Cameroun : plus de 13℅ de personnes souffrantes d’ infections rénales 

Plus de 13℅ de personnes souffrantes d’ infections rénales au Cameroun | Ph. Illustration

C’est le constat fait par l’association camerounaise des insuffisants rénaux dialysés transplantés à l’occasion la célébration de la journée mondiale du rein ce 09 mars. Cette association organise une campagne de sensibilisation à Yaoundé.

L’insuffisance rénale est une maladie qui entraîne la détérioration graduelle et irréversible de la capacité à filtrer le sang et à excréter certaines hormones. Ils sont près de 600 millions de personnes adultes dans le monde qui souffrent d’insuffisances rénales.

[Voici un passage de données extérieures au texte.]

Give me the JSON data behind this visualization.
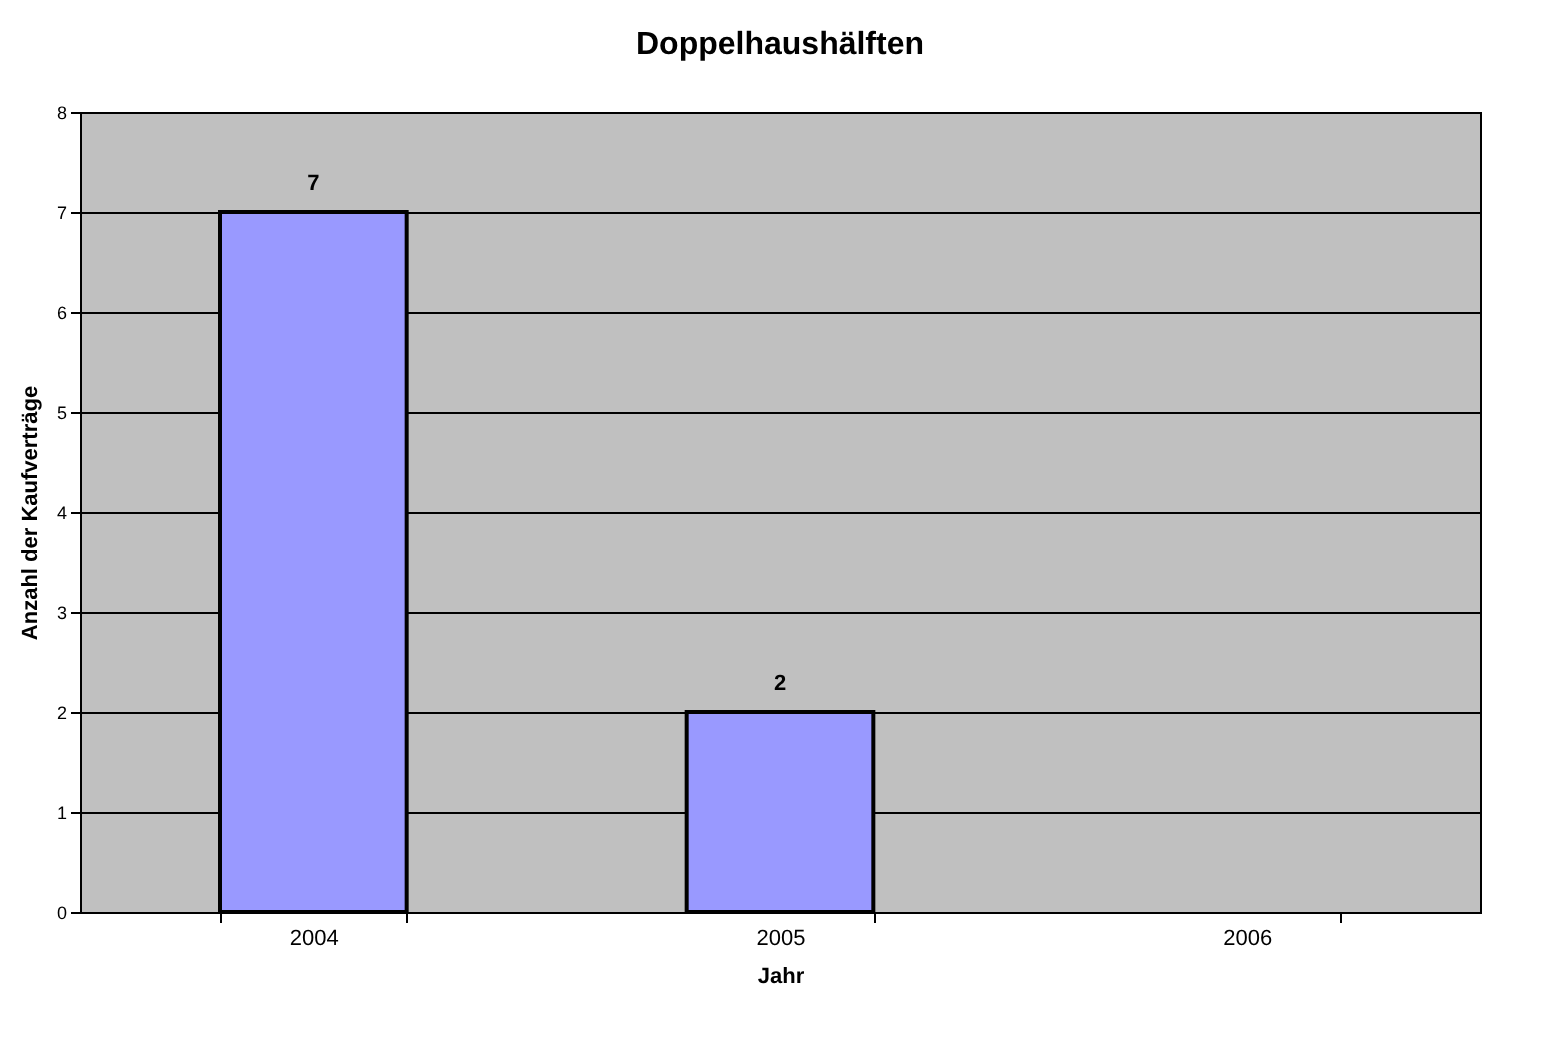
{
  "chart_data": {
    "type": "bar",
    "title": "Doppelhaushälften",
    "xlabel": "Jahr",
    "ylabel": "Anzahl der Kaufverträge",
    "categories": [
      "2004",
      "2005",
      "2006"
    ],
    "values": [
      7,
      2,
      null
    ],
    "color": "#9999ff",
    "ylim": [
      0,
      8
    ],
    "yticks": [
      0,
      1,
      2,
      3,
      4,
      5,
      6,
      7,
      8
    ],
    "grid": "y",
    "data_labels": true
  }
}
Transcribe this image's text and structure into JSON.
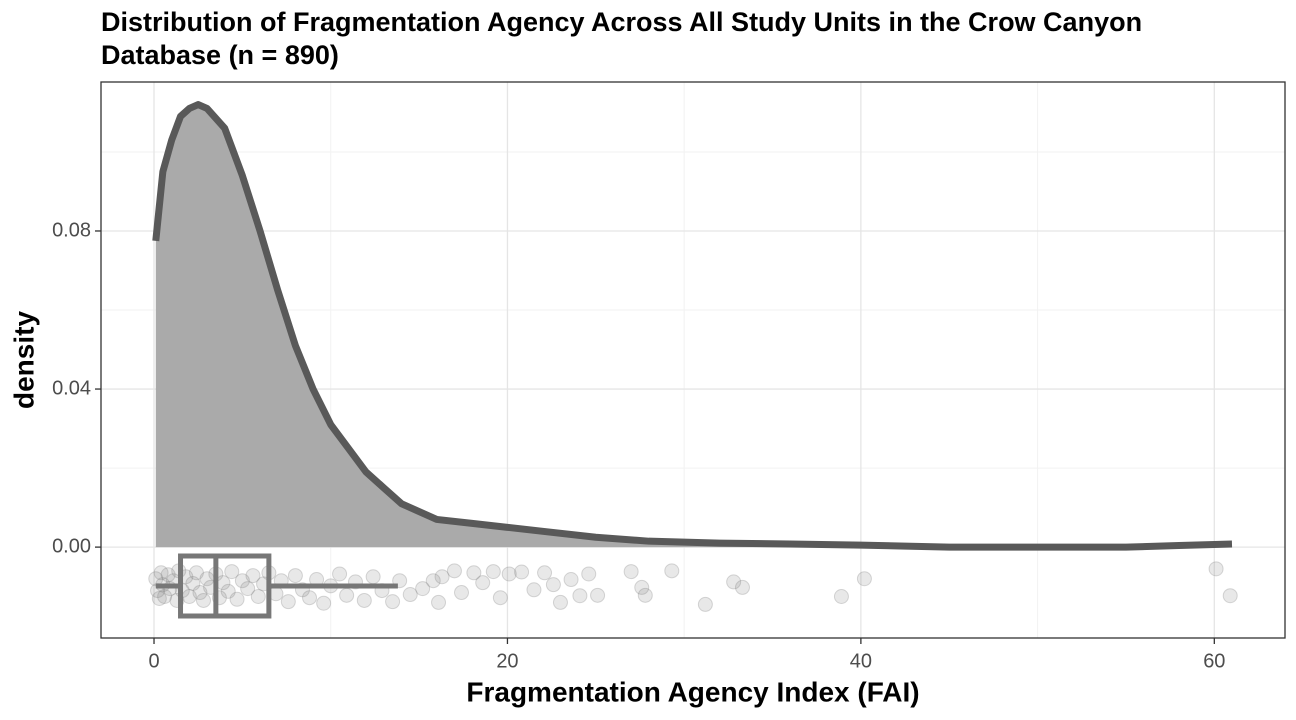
{
  "chart_data": {
    "type": "density",
    "title": "Distribution of Fragmentation Agency Across All Study Units in the Crow Canyon Database (n = 890)",
    "x_label": "Fragmentation Agency Index (FAI)",
    "y_label": "density",
    "x": [
      0.1,
      0.5,
      1,
      1.5,
      2,
      2.5,
      3,
      4,
      5,
      6,
      7,
      8,
      9,
      10,
      11,
      12,
      13,
      14,
      15,
      16,
      18,
      20,
      22,
      25,
      28,
      32,
      36,
      40,
      45,
      50,
      55,
      58,
      61
    ],
    "values": [
      0.0775,
      0.095,
      0.103,
      0.109,
      0.111,
      0.112,
      0.111,
      0.106,
      0.094,
      0.08,
      0.065,
      0.051,
      0.04,
      0.031,
      0.025,
      0.019,
      0.015,
      0.011,
      0.009,
      0.007,
      0.006,
      0.005,
      0.004,
      0.0025,
      0.0015,
      0.001,
      0.0008,
      0.0005,
      0,
      0,
      0,
      0.0004,
      0.0008
    ],
    "fill_color": "#aaaaaa",
    "line_color": "#595959",
    "points": {
      "color": "#808080",
      "x": [
        0.1,
        0.2,
        0.3,
        0.4,
        0.5,
        0.6,
        0.8,
        0.9,
        1.1,
        1.3,
        1.4,
        1.6,
        1.8,
        2.0,
        2.2,
        2.4,
        2.6,
        2.8,
        3.0,
        3.2,
        3.5,
        3.7,
        3.9,
        4.2,
        4.4,
        4.7,
        5.0,
        5.3,
        5.6,
        5.9,
        6.2,
        6.5,
        6.9,
        7.2,
        7.6,
        8.0,
        8.4,
        8.8,
        9.2,
        9.6,
        10.0,
        10.5,
        10.9,
        11.4,
        11.9,
        12.4,
        12.9,
        13.5,
        13.9,
        14.5,
        15.2,
        15.8,
        16.3,
        16.1,
        17.0,
        17.4,
        18.1,
        18.6,
        19.2,
        19.6,
        20.1,
        20.8,
        21.5,
        22.1,
        22.6,
        23.0,
        23.6,
        24.1,
        24.6,
        25.1,
        27.0,
        27.6,
        27.8,
        29.3,
        31.2,
        32.8,
        33.3,
        38.9,
        40.2,
        60.1,
        60.9
      ],
      "y": [
        -0.008,
        -0.011,
        -0.013,
        -0.0065,
        -0.0095,
        -0.0125,
        -0.007,
        -0.0105,
        -0.0085,
        -0.0135,
        -0.006,
        -0.011,
        -0.0075,
        -0.0125,
        -0.0092,
        -0.0065,
        -0.0115,
        -0.0135,
        -0.008,
        -0.0102,
        -0.0068,
        -0.0128,
        -0.009,
        -0.0112,
        -0.0062,
        -0.0132,
        -0.0085,
        -0.0105,
        -0.0072,
        -0.0125,
        -0.0093,
        -0.0065,
        -0.0118,
        -0.0085,
        -0.0138,
        -0.0072,
        -0.0108,
        -0.0128,
        -0.0082,
        -0.0142,
        -0.0098,
        -0.0068,
        -0.0122,
        -0.0088,
        -0.0135,
        -0.0075,
        -0.011,
        -0.0138,
        -0.0085,
        -0.012,
        -0.0105,
        -0.0085,
        -0.0075,
        -0.014,
        -0.006,
        -0.0115,
        -0.0065,
        -0.009,
        -0.0062,
        -0.0128,
        -0.0068,
        -0.0063,
        -0.0108,
        -0.0065,
        -0.0095,
        -0.014,
        -0.0082,
        -0.0123,
        -0.0068,
        -0.0122,
        -0.0062,
        -0.0102,
        -0.0122,
        -0.006,
        -0.0145,
        -0.0088,
        -0.0102,
        -0.0125,
        -0.008,
        -0.0055,
        -0.0123
      ]
    },
    "boxplot": {
      "color": "#777777",
      "min": 0.1,
      "q1": 1.5,
      "median": 3.5,
      "q3": 6.5,
      "max": 13.8
    },
    "xlim": [
      -3,
      64
    ],
    "ylim": [
      -0.023,
      0.1177
    ],
    "xticks": [
      0,
      20,
      40,
      60
    ],
    "yticks": [
      {
        "value": 0,
        "label": "0.00"
      },
      0.04,
      0.08
    ],
    "minor_xticks": [
      10,
      30,
      50
    ],
    "minor_yticks": [
      0.02,
      0.06,
      0.1
    ],
    "grid": true
  }
}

Soit un adulte sur dix par an selon l’organisation mondiale de la santé (OMS). Au Cameroun, cette pathologie (troisième cause de mortalité) tue 13,2 de la population.

Plusieurs patients rencontrés à l’hôpital général de Yaoundé racontent leur quotidien. « Quand je viens faire la dialyse je prie parce que quand on te met dans la machine, on te fait des injections et tu peux faire des crises. A chaque fois quand j’y vais je ne suis pas sûr de rentrer chez moi » explique Fabrice.

Le coût de la dialyse est supporté en grande partie par le gouvernement à raison de 12 millions de francs par malade par an. Le malade atteint d’insuffisance rénale dépense par mois 150 000 francs pour ses soins. Même l’apport est énorme, le coût est toujours assez important pour les malades. « Je dépense 250000 francs à chaque séance. C’est difficile pour moi qui ne travaille pas. »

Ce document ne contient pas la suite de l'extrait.